ただそれについてはもう警戒の必要はありません。そちらのカスミが討伐いたしました」
ダイモンさんがギネスさんに向けて報告してくれた。
「今、なんと言った? もう一度頼む」
ギネスさんは間延びした口調でなく、普通に喋っている。
「発見した大型の魔獣は、カスミが討伐しました。従って警戒の必要はありません」
ダイモンさんがもう一度分かり易く説明した、ギネスさんとアニタおばちゃんの二人は呆然としている。
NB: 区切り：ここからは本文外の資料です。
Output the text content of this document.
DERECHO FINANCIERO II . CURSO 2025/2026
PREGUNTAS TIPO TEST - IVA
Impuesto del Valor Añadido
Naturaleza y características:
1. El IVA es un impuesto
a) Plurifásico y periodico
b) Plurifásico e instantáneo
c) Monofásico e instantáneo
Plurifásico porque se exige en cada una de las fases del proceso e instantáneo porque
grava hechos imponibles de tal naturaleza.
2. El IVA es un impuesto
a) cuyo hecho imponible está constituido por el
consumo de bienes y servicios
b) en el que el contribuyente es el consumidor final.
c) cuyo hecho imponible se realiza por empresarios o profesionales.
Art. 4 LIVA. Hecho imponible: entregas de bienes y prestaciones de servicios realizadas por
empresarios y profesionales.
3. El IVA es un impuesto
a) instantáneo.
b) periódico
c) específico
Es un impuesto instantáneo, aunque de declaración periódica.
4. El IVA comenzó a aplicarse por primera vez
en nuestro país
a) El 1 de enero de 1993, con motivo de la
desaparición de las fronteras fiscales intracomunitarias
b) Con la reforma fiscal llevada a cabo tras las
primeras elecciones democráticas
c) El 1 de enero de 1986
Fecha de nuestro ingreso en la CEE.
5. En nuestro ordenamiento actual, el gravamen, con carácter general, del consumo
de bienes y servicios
「魔獣の討伐は叶ったのですが、解体する術がなく運搬も難しいので、人手を用意していただきたいのです」
必死に説明しているダイモンさんだが、ギルド側の二人はまだ再起動していなそうだ。
「ダイモンさん、恐らく聞こえてませんよ」
僕の言葉にダイモンさんはカウンターの先を見た。
「ふっ、そのようだな。マスターしっかりしてください! 人数を用意して頂きたいのです」
「あ、あ、ああ、すまん。人手が必要なのだな、わかった今から手配しよう。アニタ、アニタ!おい!」
「は、はい、お呼びでしょうか?」
「聞いていなかったのか?今日はもう出発できんだろう、明日の朝一で出発できるように、10人程頭数を揃えてくれ」
「今からですか?ギルドに残っているものから選抜しますよ」
先程まで固まっていた二人は慌ただしく動き出した。
「それでぇカスミが討伐したということだがぁ、どういうこったぁ?」
いつもの口調に戻ったギネスさん。
「はい、もうカチコチに凍っています」
「そ、そうか、わかった」
ダイモンさんの返答に対し、ギネスさんは諦めたように一言呟いた。
「明日この兄妹はどうしますか? 慣れない行程でしたので疲労もあると思いますが」
「そうだなぁ、お前たちへの依頼は完了としよう」
何やら僕たちはお役御免のようだ、別に同行しても良かったのだが言う通りにしよう。
「今回の報酬についてはぁ、魔獣を引き取ってからになるぅ。今日はもう帰っていいぞぉ」
「ダイモンさん、今日はお世話になりました。また何かあったら、よろしくお願いします」
「お世話になりました」
「何言ってやがる、お世話になったのはオレの方だ。だが、そうだな、その時は頼む」
僕たちはそれぞれ挨拶を交わしてから、家に帰ることになった。
リグさん宅に帰るとメーシェさんが駆け足で迎えに出てきた。
「………という感じで、遅くなってしまいました」
「もうそういうことだったのね、朝の予定と違うから心配しちゃったわ」
朝方に伝えた予定では昼過ぎに戻るはずだったので、メーシェさんを心配させてしまったのだ。
「次回からは一報入れて貰えるようにお願いしてみますね」
「それにしても、カスミちゃん凄いわね。その魔獣は明日持ってくるのでしょう?絶対に見に行かなくちゃ」
「朝一で出発するらしいので、早ければ昼過ぎくらいですかね」
「そう、なら一緒に見に行きましょう。明日はリグも非番だから4人でね」
「はい、一緒に行きましょう」
メーシェさんと霞で盛り上がり、一大イベントと化しているのだがどうしよう。リグさんが帰ったら相談してみようかな、でもあの人も話に乗りそうなんだよな。
その後に帰宅したリグさんも含め、晩御飯を食べながら明日の話をした。